Not even John Howard wants to return to that sort of monoculture. Bantick’s nostalgia is perverse.
Back then, there were no wire fences in the desert keeping new arrivals from the rest of Australian society.
“New arrivals”? He’s talking about illegal arrivals, who tend to turn up without passports or any other supporting documents. By the way, Australia’s enlightened post-war Labor government tried to ship refugees home. Here’s what went on in 1949: “The Chifley Government passes the War-time Refugees Removal Act in July, with a view to forcibly repatriating approximately 900 non-Europeans who had been admitted temporarily during the war. They had declined to be repatriated, wishing to settle in Australia.”

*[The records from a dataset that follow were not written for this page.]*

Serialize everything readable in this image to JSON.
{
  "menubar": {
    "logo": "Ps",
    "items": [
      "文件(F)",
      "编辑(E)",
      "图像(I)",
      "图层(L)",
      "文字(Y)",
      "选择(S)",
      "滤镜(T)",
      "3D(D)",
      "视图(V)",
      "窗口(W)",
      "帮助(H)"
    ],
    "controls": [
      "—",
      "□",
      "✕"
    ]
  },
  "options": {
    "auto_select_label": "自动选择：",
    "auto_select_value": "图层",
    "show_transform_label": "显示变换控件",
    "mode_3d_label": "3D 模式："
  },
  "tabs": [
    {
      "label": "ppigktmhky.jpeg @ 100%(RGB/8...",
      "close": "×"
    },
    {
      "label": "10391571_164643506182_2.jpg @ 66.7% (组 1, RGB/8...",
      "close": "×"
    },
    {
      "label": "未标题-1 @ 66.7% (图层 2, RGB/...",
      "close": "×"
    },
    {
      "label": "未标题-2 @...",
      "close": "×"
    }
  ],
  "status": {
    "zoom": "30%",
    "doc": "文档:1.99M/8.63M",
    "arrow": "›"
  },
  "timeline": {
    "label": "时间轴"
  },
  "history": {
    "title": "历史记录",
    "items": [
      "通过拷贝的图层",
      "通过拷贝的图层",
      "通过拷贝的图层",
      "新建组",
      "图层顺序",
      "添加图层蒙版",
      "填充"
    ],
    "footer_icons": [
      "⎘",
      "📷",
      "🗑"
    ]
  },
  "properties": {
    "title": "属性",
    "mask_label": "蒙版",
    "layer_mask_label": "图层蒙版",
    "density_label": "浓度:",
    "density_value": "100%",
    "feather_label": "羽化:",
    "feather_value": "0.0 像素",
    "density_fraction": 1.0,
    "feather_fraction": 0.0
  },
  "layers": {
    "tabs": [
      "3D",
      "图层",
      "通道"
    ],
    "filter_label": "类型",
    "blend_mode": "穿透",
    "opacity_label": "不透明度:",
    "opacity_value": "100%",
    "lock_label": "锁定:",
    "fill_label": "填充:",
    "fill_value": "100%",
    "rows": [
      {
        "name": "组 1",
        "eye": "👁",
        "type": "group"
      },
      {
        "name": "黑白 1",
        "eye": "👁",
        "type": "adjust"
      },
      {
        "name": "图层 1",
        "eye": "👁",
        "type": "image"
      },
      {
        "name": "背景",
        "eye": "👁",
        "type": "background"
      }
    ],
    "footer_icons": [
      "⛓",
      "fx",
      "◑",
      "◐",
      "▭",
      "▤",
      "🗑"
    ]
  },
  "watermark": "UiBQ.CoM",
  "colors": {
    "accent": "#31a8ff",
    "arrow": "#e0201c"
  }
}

Never did I think I would have to explain to my young son why people were locked up in camps.
Did Bantick’s own parents ever explain to him anything about 1950s refugee camps?
Never did I think I’d feel ashamed as an Australian when there was so little that apparently could be done to save Nguyen Tuong Van.
Drug mule Nguyen Tuong Van was caught and executed in Singapore. What did you want Australia to do about it, Christopher? Launch a military attack?
Or so utterly shamed that Australia remains for many indigenous people a Third World country where children are born into unspeakable disadvantage.
I guess we could always return to the 1950s, when Aborigines weren’t counted in the census, or allowed to vote. Bantick is a specialist “good old days” writer; here he mourns the lack of interest modern kids have for stuffed reptiles:
These days, virtually no children stand awe-struck before Python reticulatus. Its place in the museum is one primarily of historical association. But where once this massive snake slithered into the imaginations of children, there is now less wonder in childhood. It has been replaced with automated fun.
Back in Bantick’s day, the oldsters groused: Look at them kids with their fancy preserved python. We used to get our fun from real snakes! None of this high-tech taxidermy for us, no sir. And we were the better for it!
UPDATE. More from Bantick: “Every faceless junkie has a name.” Yes. And also your DVD player.